The flop is generally hit from within 70 yards of the pin, with a wedge equipped with about 60 degrees of loft. The purpose of the shot is to land a ball close to its intended target and have it stop as quickly as possible. The flop represents a departure from conventional golf wisdom, which maintains that on short shots it is safer and more reliable to roll, rather than fly, the ball toward the hole. But like everything new in golf, the flop is a response to changing conditions: fast, multilevel greens with cups set in "table tops" surrounded by severe drops, more rough around greens, and closer competition, which has motivated players to shoot at tightly tucked "sucker" pin positions. Executed properly, the flop can take the Are out of fast greens, parachute the ball into the tightest confines, come out of rough as light as a feather and make recoveries possible from the short side of the green even from tight lies.

The first player to carry a 60-degree wedge (a conventional sand wedge has 56 degrees) was Tom Kite, who in 1980 made it an unheard-of "third wedge" after charting the performance of his short game over an extended period. Kite's aim was to have a club with which he could take a fuller swing from 75 yards and in. He also became proficient at using the extra loft and spin the club imparted to recover from tough spots around the green.

By the mid-1980s floppers were popping up everywhere. Mark Calcavecchia, Fred Couples and, later, Daly predicated their bold power games on the ability to recover from difficult positions. Today more than half the players on Tour carry a 60-degree wedge with low bounce. The rate is lower—but growing—on the European tour, where conditions usually make running the ball along the ground the percentage play.

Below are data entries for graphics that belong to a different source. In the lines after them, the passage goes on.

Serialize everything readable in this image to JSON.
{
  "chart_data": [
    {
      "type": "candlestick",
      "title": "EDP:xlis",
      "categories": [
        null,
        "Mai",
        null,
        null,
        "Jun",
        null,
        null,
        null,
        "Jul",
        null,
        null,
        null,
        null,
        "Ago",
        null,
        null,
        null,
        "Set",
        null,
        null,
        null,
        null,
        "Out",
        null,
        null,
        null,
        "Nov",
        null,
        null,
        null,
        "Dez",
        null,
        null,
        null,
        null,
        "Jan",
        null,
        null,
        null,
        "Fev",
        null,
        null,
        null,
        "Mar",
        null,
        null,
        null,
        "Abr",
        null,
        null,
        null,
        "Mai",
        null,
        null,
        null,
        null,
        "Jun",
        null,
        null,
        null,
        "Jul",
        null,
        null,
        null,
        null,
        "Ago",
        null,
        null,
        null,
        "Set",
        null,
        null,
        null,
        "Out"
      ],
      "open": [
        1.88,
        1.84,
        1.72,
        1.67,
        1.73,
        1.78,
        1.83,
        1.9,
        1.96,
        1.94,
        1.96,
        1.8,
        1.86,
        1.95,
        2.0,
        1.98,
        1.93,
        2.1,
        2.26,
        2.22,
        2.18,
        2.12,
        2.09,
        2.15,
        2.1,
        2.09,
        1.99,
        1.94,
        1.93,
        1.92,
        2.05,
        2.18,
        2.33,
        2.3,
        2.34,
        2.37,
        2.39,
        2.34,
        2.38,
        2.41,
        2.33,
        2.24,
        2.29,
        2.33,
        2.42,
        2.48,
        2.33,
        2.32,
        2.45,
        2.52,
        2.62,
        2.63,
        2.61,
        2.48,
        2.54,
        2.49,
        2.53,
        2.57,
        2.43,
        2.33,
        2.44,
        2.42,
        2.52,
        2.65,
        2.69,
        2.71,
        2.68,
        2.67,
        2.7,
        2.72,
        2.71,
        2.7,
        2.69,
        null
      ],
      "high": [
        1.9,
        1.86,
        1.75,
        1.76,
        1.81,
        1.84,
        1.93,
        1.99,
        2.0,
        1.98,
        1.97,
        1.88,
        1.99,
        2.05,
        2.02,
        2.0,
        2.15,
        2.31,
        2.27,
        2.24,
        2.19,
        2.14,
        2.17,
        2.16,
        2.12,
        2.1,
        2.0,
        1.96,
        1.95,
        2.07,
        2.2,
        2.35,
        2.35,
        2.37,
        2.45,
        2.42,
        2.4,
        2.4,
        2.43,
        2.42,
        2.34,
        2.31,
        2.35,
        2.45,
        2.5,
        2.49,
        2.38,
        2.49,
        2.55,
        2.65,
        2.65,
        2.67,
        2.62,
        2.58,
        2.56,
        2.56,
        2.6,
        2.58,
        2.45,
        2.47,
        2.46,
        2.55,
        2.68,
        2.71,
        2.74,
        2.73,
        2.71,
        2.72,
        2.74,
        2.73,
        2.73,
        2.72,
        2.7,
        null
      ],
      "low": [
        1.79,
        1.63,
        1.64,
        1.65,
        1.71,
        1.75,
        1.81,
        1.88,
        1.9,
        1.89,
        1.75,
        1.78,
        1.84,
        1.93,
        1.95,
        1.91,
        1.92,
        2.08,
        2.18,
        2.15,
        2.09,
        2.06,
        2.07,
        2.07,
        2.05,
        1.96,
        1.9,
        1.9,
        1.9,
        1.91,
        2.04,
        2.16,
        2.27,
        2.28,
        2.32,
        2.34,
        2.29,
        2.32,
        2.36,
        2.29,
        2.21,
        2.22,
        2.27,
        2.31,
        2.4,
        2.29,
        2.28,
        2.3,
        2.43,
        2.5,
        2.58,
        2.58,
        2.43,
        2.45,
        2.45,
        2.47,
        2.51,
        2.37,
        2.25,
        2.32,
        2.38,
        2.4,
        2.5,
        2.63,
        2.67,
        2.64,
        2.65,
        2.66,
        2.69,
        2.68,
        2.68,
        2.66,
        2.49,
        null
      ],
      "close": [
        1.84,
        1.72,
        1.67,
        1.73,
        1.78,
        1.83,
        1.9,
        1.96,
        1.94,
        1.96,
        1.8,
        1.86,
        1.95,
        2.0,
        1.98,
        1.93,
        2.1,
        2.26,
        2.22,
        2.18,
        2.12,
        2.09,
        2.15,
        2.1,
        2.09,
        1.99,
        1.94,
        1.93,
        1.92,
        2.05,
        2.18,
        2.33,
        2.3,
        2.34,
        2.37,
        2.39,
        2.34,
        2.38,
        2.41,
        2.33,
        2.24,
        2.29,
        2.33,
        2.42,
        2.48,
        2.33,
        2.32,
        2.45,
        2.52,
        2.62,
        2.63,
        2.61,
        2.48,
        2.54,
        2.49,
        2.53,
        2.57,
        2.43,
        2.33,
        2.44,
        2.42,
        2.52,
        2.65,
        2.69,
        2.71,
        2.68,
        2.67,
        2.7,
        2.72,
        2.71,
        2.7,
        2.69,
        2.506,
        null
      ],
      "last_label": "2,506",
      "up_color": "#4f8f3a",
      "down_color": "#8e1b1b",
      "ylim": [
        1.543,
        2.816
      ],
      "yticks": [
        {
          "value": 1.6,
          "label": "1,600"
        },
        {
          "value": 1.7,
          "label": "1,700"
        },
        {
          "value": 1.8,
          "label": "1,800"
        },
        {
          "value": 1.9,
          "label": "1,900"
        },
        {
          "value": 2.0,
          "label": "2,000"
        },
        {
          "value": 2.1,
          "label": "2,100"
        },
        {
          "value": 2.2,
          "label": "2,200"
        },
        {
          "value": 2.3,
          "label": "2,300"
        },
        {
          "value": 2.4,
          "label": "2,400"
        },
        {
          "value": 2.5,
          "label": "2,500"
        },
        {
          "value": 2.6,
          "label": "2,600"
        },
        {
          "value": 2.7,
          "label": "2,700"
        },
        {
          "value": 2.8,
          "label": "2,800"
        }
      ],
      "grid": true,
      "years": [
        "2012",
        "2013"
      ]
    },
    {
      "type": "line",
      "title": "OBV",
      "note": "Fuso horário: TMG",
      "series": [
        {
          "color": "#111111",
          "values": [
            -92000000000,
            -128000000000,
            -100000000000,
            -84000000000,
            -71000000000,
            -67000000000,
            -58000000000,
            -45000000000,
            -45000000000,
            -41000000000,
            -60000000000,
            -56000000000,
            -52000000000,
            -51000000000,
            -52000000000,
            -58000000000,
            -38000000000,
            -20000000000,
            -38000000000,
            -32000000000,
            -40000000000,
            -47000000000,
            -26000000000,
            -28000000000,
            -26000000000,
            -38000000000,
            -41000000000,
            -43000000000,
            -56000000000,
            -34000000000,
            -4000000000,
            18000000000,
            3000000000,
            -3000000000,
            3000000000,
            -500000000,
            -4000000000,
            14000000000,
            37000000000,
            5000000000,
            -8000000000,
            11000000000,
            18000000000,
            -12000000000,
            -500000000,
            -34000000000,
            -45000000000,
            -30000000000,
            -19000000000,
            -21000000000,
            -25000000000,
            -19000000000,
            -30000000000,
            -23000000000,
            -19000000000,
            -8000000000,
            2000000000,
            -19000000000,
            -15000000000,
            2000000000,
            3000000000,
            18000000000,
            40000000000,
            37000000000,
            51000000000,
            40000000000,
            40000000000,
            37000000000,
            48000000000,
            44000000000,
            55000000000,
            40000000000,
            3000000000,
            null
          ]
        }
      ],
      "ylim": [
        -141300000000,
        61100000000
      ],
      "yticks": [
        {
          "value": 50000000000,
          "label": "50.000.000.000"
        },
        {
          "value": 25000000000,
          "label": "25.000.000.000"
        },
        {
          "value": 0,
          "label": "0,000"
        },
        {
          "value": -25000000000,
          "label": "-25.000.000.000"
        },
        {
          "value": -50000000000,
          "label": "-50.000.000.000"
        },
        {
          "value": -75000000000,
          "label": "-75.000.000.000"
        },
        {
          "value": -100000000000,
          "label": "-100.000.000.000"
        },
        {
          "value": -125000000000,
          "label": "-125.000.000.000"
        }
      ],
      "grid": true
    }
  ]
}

Mickelson literally grew up hitting flop shots to the green his father installed in the family backyard, lofting shot after shot at pin positions so extreme they allowed no other way to get close. Mickelson is so comfortable with the flop that from a severe uphill lie, he can hit a ball that lands well behind him.

"The flop is a high-percentage shot for me," says Mickelson, who uses a 60-degree wedge of his own design. "People are afraid to flub the shot, but basically, I just play for a flub. I hit a little behind the ball and let the club slide underneath."

While the flop has become commonplace, Mickelson's advantage is his ability to hit it expertly under pressure, as he did on the 71st hole at the Phoenix Open. He had to make perfect contact on a full swing from less than 20 yards in order to save par and stay tied with Justin Leonard, whom he eventually beat in a playoff. Until further notice, that shot stands as the classic megaflop. "Nobody can stop the ball from a tight lie as well as Phil," says Brad Faxon. "Most guys won't even try that shot, especially down the stretch. That's just talent, and it's a huge weapon."